Nganjuk – News PATROLI.COM –
Korupsi sepertinya sudah menjelma sebagai sebuah industri di negeri ini Jangan heran, KPK hampir setiap Bulan melakukan OTT atas dugaan korupsi terutama Potensi korupsi dalam pengadaan barang dan jasa yang masih jadi Favorit para pelaku dengan berbagai modus.
Di tengah keterbukaan informasi dan transparansi publik, Satuan Kerja Dinas Pekerjaan Umum Dan Tata Ruang Kab Nganjuk masih saja tidak disiplin untuk mencantumkan semua anggaran belanja barang dan jasa pada Tahun 2025.
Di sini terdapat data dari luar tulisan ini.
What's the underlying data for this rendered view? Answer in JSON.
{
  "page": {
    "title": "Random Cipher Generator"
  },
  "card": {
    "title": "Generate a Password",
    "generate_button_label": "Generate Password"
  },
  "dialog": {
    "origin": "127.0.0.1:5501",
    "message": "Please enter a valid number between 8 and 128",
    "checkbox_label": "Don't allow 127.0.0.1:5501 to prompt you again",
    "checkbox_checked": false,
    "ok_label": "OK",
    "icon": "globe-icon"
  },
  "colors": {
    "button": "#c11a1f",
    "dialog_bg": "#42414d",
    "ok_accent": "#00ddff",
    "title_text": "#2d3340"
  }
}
Kali ini tim Redaksi News Patroli menyoroti paket Rekonstruksi Jalan Tamanan-Bendoasri di desa tritik Tahun 2025 dengan Harga Pagu Rp. 2.302.000.000 dengan Pembuatan dan penandatangan Surat Pesanan / Surat Perjanjian 14 Juli 2025 melalui sistem E-Purchasing Dalam pelaksanaanya di duga telah terjadi Praktek KKN dengan berbagai modus. diantaranya, lemahnya pengawasan, dugaan kuat terjadi pengurangan volume dan hasil pekerjaan di beberapa item tidak sesuai sepesifikasi teknis yang bisa mengakibatkan kebocoran anggaran Negara.
Dugaan tersebut diperkuat dimana Paket pekerjaan ketika dicek melalui website E-Monitoring di spse (AMEL) dengan menu Realisasi tidak muncul yang muncul hanya perencanaan dan pengawasannya, ketika tim mengecek ke lokasi tempat dimana dilaksanakan proyek tersebut pekerjaan sudah selesai dikerjakan diduga kuat paket pekerjaan konstruksi tersebut dilaksanakan sebelum adanya kontrak pekerjaan dan pekerjaan tersebut memang sudah dipersiapkan sebelumnya untuk dimenangkan oleh penyedia yang menjadi langganan Dinas Pekerjaan Umum Dan Tata Ruang Kab Nganjuk indikasi kuat Paket Siluman. Pasalnya, tidak ada juga papan informasi proyek yang terpasang di sepanjang lokasi pekerjaan tersebut.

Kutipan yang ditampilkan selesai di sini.